Overview
Design and deploy scalable, secure, and fault tolerant cloud environments across AWS, Azure, or GCP—optimising for performance, availability, and cost efficiency.
We are seeking a highly skilled and motivated Site Reliability Engineer to join our team. The ideal candidates will possess a good understanding of engineering principles, and broad understanding of full-stack software technologies, with hands-on expertise in application development, and tooling within a secure/on-prem environment, combined with a passion for applying best practices.
Responsibilities
- Enterprise Cloud Migrations: Lead migrations of legacy systems (e.g. lift and shift, re-architecture) to the cloud with minimal downtime.
- Automation & Infrastructure as Code (IaC): Use Terraform, CloudFormation, Ansible, or similar tools to automate cloud resource provisioning, CI/CD pipeline deployments, and configuration management.
- Security & Compliance Oversight: Implement IAM, encryption, VPC/NSG policies and ensure compliance with standards (e.g.

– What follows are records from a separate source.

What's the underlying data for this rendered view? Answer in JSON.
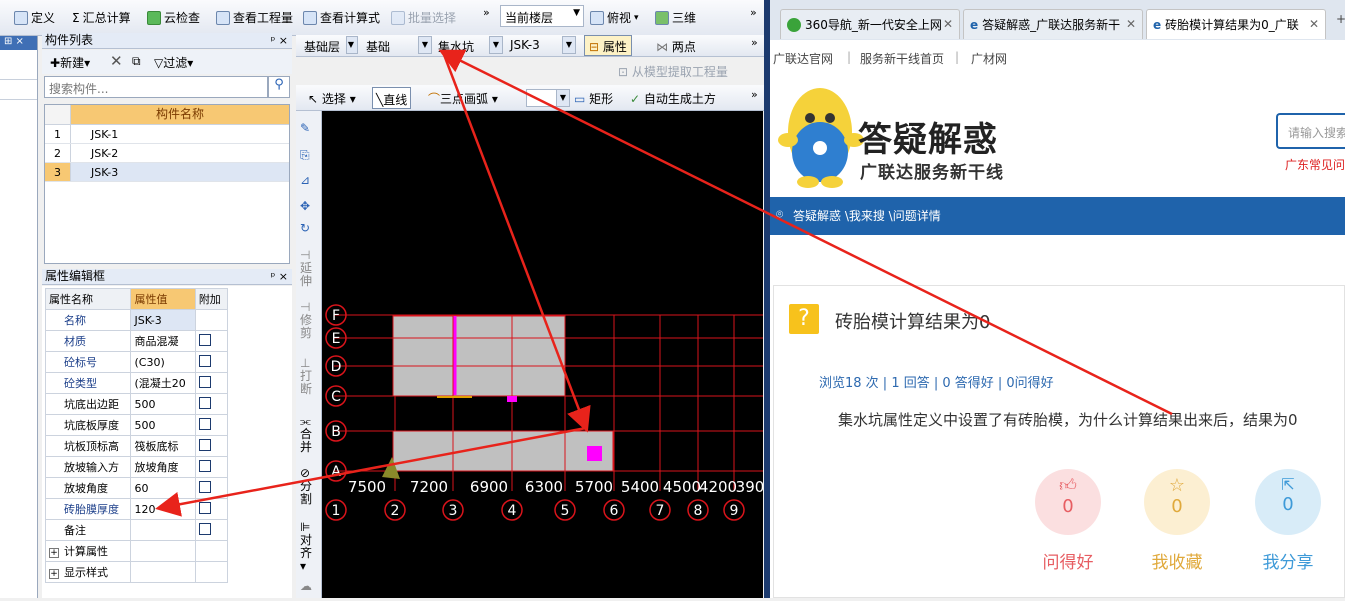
{
  "toolbar": {
    "define": "定义",
    "sum_calc": "汇总计算",
    "cloud_check": "云检查",
    "view_qty": "查看工程量",
    "view_formula": "查看计算式",
    "batch_select": "批量选择",
    "current_floor": "当前楼层",
    "top_view": "俯视",
    "three_d": "三维"
  },
  "toolbar2": {
    "layer": "基础层",
    "category": "基础",
    "type": "集水坑",
    "component": "JSK-3",
    "properties": "属性",
    "two_points": "两点",
    "extract_from_model": "从模型提取工程量"
  },
  "toolbar3": {
    "select": "选择",
    "line": "直线",
    "three_point_arc": "三点画弧",
    "rectangle": "矩形",
    "auto_earthwork": "自动生成土方"
  },
  "component_list": {
    "title": "构件列表",
    "new": "新建",
    "filter": "过滤",
    "search_placeholder": "搜索构件...",
    "col_header": "构件名称",
    "rows": [
      {
        "index": "1",
        "name": "JSK-1"
      },
      {
        "index": "2",
        "name": "JSK-2"
      },
      {
        "index": "3",
        "name": "JSK-3"
      }
    ]
  },
  "prop_editor": {
    "title": "属性编辑框",
    "headers": [
      "属性名称",
      "属性值",
      "附加"
    ],
    "rows": [
      {
        "name": "名称",
        "value": "JSK-3"
      },
      {
        "name": "材质",
        "value": "商品混凝"
      },
      {
        "name": "砼标号",
        "value": "(C30)"
      },
      {
        "name": "砼类型",
        "value": "(混凝土20"
      },
      {
        "name": "坑底出边距",
        "value": "500"
      },
      {
        "name": "坑底板厚度",
        "value": "500"
      },
      {
        "name": "坑板顶标高",
        "value": "筏板底标"
      },
      {
        "name": "放坡输入方",
        "value": "放坡角度"
      },
      {
        "name": "放坡角度",
        "value": "60"
      },
      {
        "name": "砖胎膜厚度",
        "value": "120"
      },
      {
        "name": "备注",
        "value": ""
      },
      {
        "name": "计算属性",
        "value": ""
      },
      {
        "name": "显示样式",
        "value": ""
      }
    ]
  },
  "vtools": {
    "extend": "延伸",
    "trim": "修剪",
    "break": "打断",
    "merge": "合并",
    "split": "分割",
    "align": "对齐"
  },
  "grid": {
    "row_labels": [
      "F",
      "E",
      "D",
      "C",
      "B",
      "A"
    ],
    "col_labels": [
      "1",
      "2",
      "3",
      "4",
      "5",
      "6",
      "7",
      "8",
      "9"
    ],
    "spacings": [
      "7500",
      "7200",
      "6900",
      "6300",
      "5700",
      "5400",
      "4500",
      "4200",
      "390"
    ]
  },
  "browser": {
    "tabs": [
      {
        "title": "360导航_新一代安全上网"
      },
      {
        "title": "答疑解惑_广联达服务新干"
      },
      {
        "title": "砖胎模计算结果为0_广联"
      }
    ],
    "nav_links": [
      "广联达官网",
      "服务新干线首页",
      "广材网"
    ],
    "logo_title": "答疑解惑",
    "logo_subtitle": "广联达服务新干线",
    "search_placeholder": "请输入搜索",
    "region_hint": "广东常见问",
    "breadcrumb": "答疑解惑 \\我来搜 \\问题详情",
    "question_title": "砖胎模计算结果为0",
    "stats": "浏览18 次 | 1 回答 | 0 答得好 | 0问得好",
    "question_body": "集水坑属性定义中设置了有砖胎模，为什么计算结果出来后，结果为0",
    "actions": [
      {
        "label": "问得好",
        "count": "0",
        "color": "#e75d62"
      },
      {
        "label": "我收藏",
        "count": "0",
        "color": "#e0a93b"
      },
      {
        "label": "我分享",
        "count": "0",
        "color": "#3e9ad8"
      }
    ]
  },
  "colors": {
    "accent_blue": "#1f63ab",
    "arrow_red": "#e8231b",
    "grid_red": "#d9141b"
  }
}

GDPR, ISO 27001, SOC 2) across cloud environments.
- Monitoring, Optimization & Cost Governance: Continuously monitor workloads using tools like CloudWatch, Prometheus, Datadog; drive performance tuning and cost optimisation (rightsizing, reserved instances, auto scaling).
- Disaster Recovery & Business Continuity Planning: Develop and test backup/DR strategies, restore drills, and self-healing infrastructure to ensure reliability and uptime.
- Collaboration & Knowledge Sharing: Work closely with DevOps, development, security and operations teams; prepare architecture/design documents, network diagrams, runbooks and training materials.
- Client-site Engagement: The position requires team members to work from client-site to ensure reliability and availability of critical systems.
Qualifications
- Cloud Platforms: Hands on experience with AWS, Azure, or Google Cloud Platform.
- Infrastructure Automation: Proficiency with Terraform, CloudFormation, Ansible or equivalent IaC tools.
- Containerisation & Orchestration: Experience deploying and managing Docker and Kubernetes clusters (EKS, AKS, GKE or on prem).
- Programming / Scripting: Competent in Python, Bash, PowerShell or similar, for automation and tooling.
- Networking & Storage: Strong understanding of VPC architecture, subnets, firewalls, load balancers, and storage tiers.
- DevOps & CI/CD: Experience building pipelines with Jenkins, GitLab CI/CD, GitHub Actions or Azure DevOps.
- Security & Compliance: Implement and monitor IAM, encryption, audit logging, network isolation, and compliance frameworks.
- Monitoring & Optimization Tools: Familiarity with CloudWatch, Grafana, Datadog, Prometheus, ELK or similar.
- Other skills: English; GitLab; Kubernetes; Cloud Native Development.
- Applicants must be solely UK National and already hold HMG HLC clearance.